NIDIFICATION. Elle a été constatée d’août à janvier (décalage d’environ un mois entre les Hauts et les Bas de l’île). Le nid, d’aspect fragile, est une coupe profonde suspendue à l’extrémité d’une branche d’un arbre introduit (Filaos Casuarina equisetifolia, Tamarin Tamarinus indica, Faux poivrier Schinus terebentifolius) ou d’un arbre indigène (Tamarin des Hauts Acacia heterophylla). Il peut aussi être installé au milieu d’un arbuste bas (Branle vert Philippia montana, Branle filao P. arborescens, Fleur jaune Hypericum lanceolatum). Il est constitué de fines brindilles, de mousses, de poils, de fibres végétales et de graminées. La ponte est de 2-4 œufs (17-19 x 13-14 mm ; 1-2 g.), bleu pâle. L’incubation est assurée par les deux parents et dure de 10-12 jours.

MILIEU. Plutôt forestier, il s'accommode également des zones arbustives d’altitude ou des zones de savanes dans lesquels subsiste quelques buissons. Il niche également en pleine ville dans les espaces verts et dans les jardins particuliers.

ALIMENTATION. L’oiseau blanc est essentiellement insectivore (Diptères, Lépidoptères, Orthoptères, Hétéroptères, Coléoptères, Odonates). Il est également amateur de pulpe de fruits forestiers (Aphloia teiformis, Bertiera rufa, Dyospiros sp., Pittosporum senacia, Psiloxylon mauritianum) de fruits d’espèces introduites (Fuchsia magellanica, Lantana camara, Psidium cattleianum, Schinus terebinthifolius, Sysygium jambos). Il est également nectarivore. On le rencontre près des bosquets d’arbres et arbustes de fleurs indigènes. Comme l’Oiseau vert, il consomme parfois le nectar des fleurs indigènes (Agauria buxifolia, A. salicifolia, Dombeya ferruginea, Dombeya sp., Forgesia racemosa, Gaertnera vaginata, Hypericum lanceolatum, Sophora denudata, Trochetia granulata, Dombeya sp.) et celui des fleurs introduites (Erythrina variegata, Plumeria rubra, Cuphea ignea, Hedychium flavescens, H. gardnerianum, Alamanda cathartica, Acalypha hispida, Calistemon citrinus, Agave vera-cruz).

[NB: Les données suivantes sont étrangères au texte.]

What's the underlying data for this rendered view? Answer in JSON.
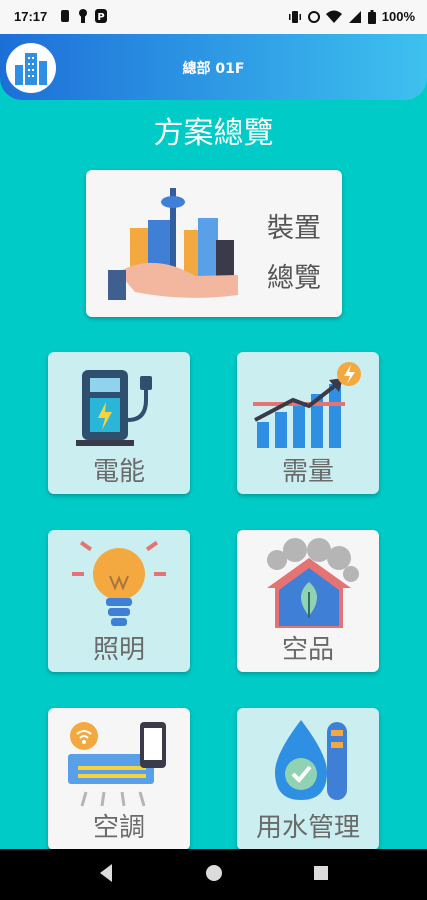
{
  "status_bar": {
    "time": "17:17",
    "battery": "100%"
  },
  "header": {
    "title": "總部 01F"
  },
  "page": {
    "title": "方案總覽"
  },
  "overview_card": {
    "line1": "裝置",
    "line2": "總覽"
  },
  "tiles": [
    {
      "label": "電能"
    },
    {
      "label": "需量"
    },
    {
      "label": "照明"
    },
    {
      "label": "空品"
    },
    {
      "label": "空調"
    },
    {
      "label": "用水管理"
    }
  ],
  "colors": {
    "header_start": "#1d6fd8",
    "header_end": "#3ec1ef",
    "background": "#00cbc7",
    "tile": "#cbeff1"
  },
  "icons": [
    "building-logo-icon",
    "city-hand-icon",
    "ev-charger-icon",
    "demand-chart-icon",
    "light-bulb-icon",
    "air-quality-house-icon",
    "air-conditioner-icon",
    "water-drop-icon"
  ]
}
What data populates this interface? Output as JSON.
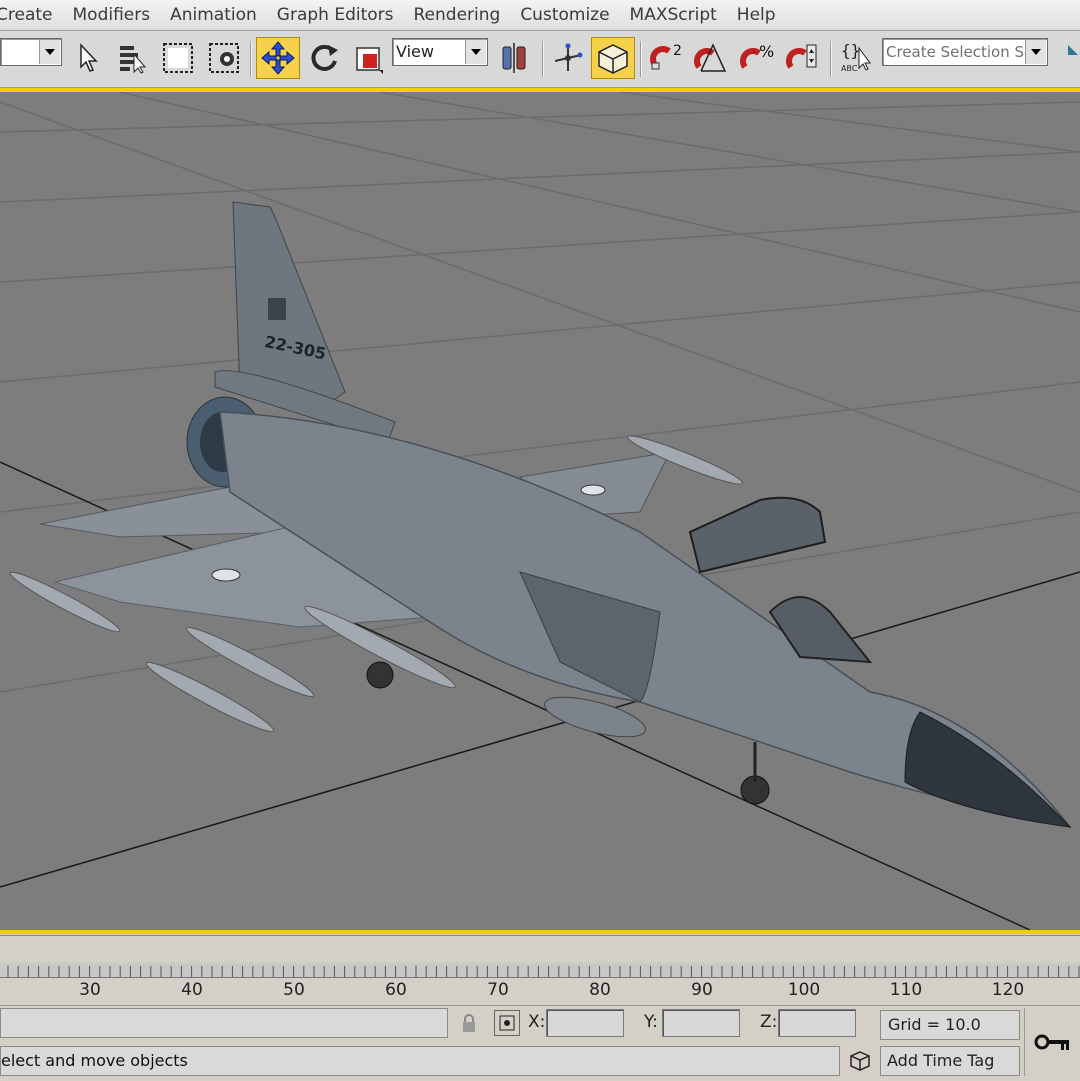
{
  "menu": {
    "items": [
      "Create",
      "Modifiers",
      "Animation",
      "Graph Editors",
      "Rendering",
      "Customize",
      "MAXScript",
      "Help"
    ]
  },
  "toolbar": {
    "reference_dropdown": "View",
    "selection_set_placeholder": "Create Selection Set",
    "active_tool": "select-and-move",
    "icons": [
      "select-object-icon",
      "select-by-name-icon",
      "rectangular-selection-icon",
      "window-crossing-icon",
      "select-and-move-icon",
      "select-and-rotate-icon",
      "select-and-scale-icon",
      "use-pivot-center-icon",
      "select-manipulate-icon",
      "keyboard-shortcut-icon",
      "snaps-toggle-icon",
      "angle-snap-icon",
      "percent-snap-icon",
      "spinner-snap-icon",
      "edit-named-selection-icon"
    ]
  },
  "viewport": {
    "aircraft_tail_number": "22-305"
  },
  "timeline": {
    "ticks": [
      "30",
      "40",
      "50",
      "60",
      "70",
      "80",
      "90",
      "100",
      "110",
      "120"
    ]
  },
  "status": {
    "x_label": "X:",
    "y_label": "Y:",
    "z_label": "Z:",
    "x_value": "",
    "y_value": "",
    "z_value": "",
    "grid": "Grid = 10.0",
    "prompt": "elect and move objects",
    "add_time_tag": "Add Time Tag"
  },
  "colors": {
    "viewport_bg": "#7d7d7d",
    "active_border": "#f2d000",
    "active_tool_bg": "#f6d24a"
  }
}
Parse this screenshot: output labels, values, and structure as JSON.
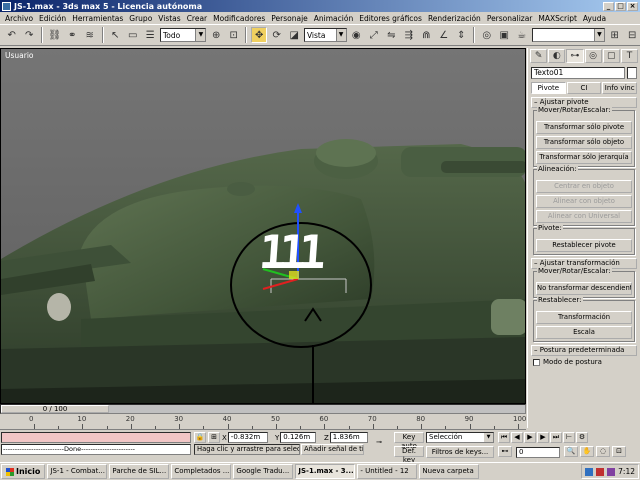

STATUT ET REMARQUES. L’oiseau gris est représenté par la sous-espèce Z. b. borbonica, endémique de La Réunion. Avec une population estimée à plus de 450 000 individus, c’est l’oiseau endémique le plus commun de l’île et le seul qui se soit adapté si bien à la présence humaine. Des troupes d’oiseaux se sont parfaitement adaptées aux jardins des villes et viennent régulièrement aux mêmes heures se faire arroser sous le jet d’eau du jardinier. Une sous-espèce proche Z. b. mauritiana se rencontre à Maurice. L'oiseau gris est inscrit sur la liste des espèces protégées de l’île de La Réunion (Arrêté ministériel du 17 février 1989).

REFERENCES. Barré & Barau, 1982 ; Barré, Barau & Jouanin, 1996 ; Cheke, 1975 ; Cheke & Jones, 1987 ; Couteyen & Ivoula, 1996 ; Gill, 1973 ; Horne, 1987 ; Langrand, 1995 ; Louette, 1988 ; Probst, 1996, 1997, 1998 ; Sibley & Monroe, 1993 ; Staub, 1988.